"On se lève à 3h du matin mais on travaille pour rien" : dans l'Orne, le désespoir des producteurs de fromage face au coronavirus

franceinfo

La fatigue commence à se lire sur les visages de Christophe et Véronique Mercier qui travaillent tous les jours, malgré le confinement, dans la ferme familiale "Les biquettes du Plantis". D’habitude, 80% de leur production de fromages de chèvre est écoulée sur les marchés alentours, qui sont désormais fermés.

Et impossible d’arrêter la production : il faut bien traire les 90 chèvres tous les jours. Jeter le lait est interdit pour éviter toute contamination du sol, d’où l’impression de travailler dans le vide avec des dépenses qui, elles, ne s’arrêtent pas : "Est-ce qu'on va pouvoir payer nos factures, nos charges ? Car on est obligé de nourrir nos animaux, de les soigner, etc... On est obligé de continuer à produire car on n'a pas de solution pour le lait, on ne peut pas le jeter dans la nature. C'est un cercle vicieux. Le matin, on se lève à 3h du matin pour aller travailler, traîre les chèvres tous les jours, mais tout ça pour rien. On n'aura rien au bout du compte."

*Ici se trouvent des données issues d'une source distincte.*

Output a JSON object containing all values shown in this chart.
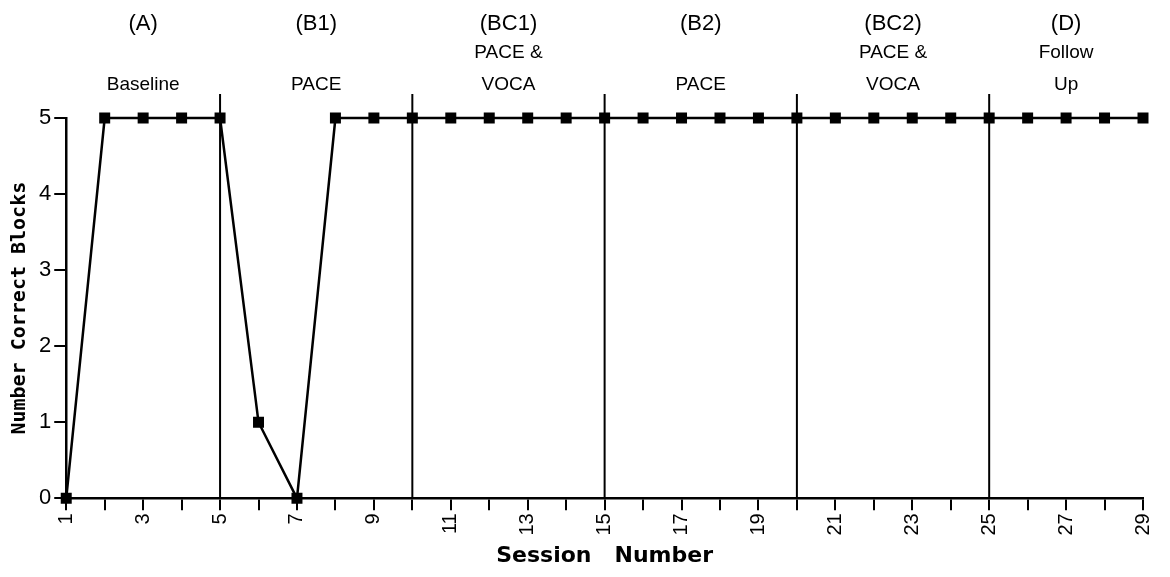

Des moules à tommes et de la vente directe : le système D

Alors pour tenter de faire face, le système D se met en place. Christophe et Veronique multiplient les appels pour faire de la vente directe à la ferme. Ils viennent également de se faire prêter des moules à tommes : "Faire de la tomme permet "d'écouler" plus de lait : on compte environ 1L de lait pour un fromage classique, alors que pour une tomme, on utilise (...)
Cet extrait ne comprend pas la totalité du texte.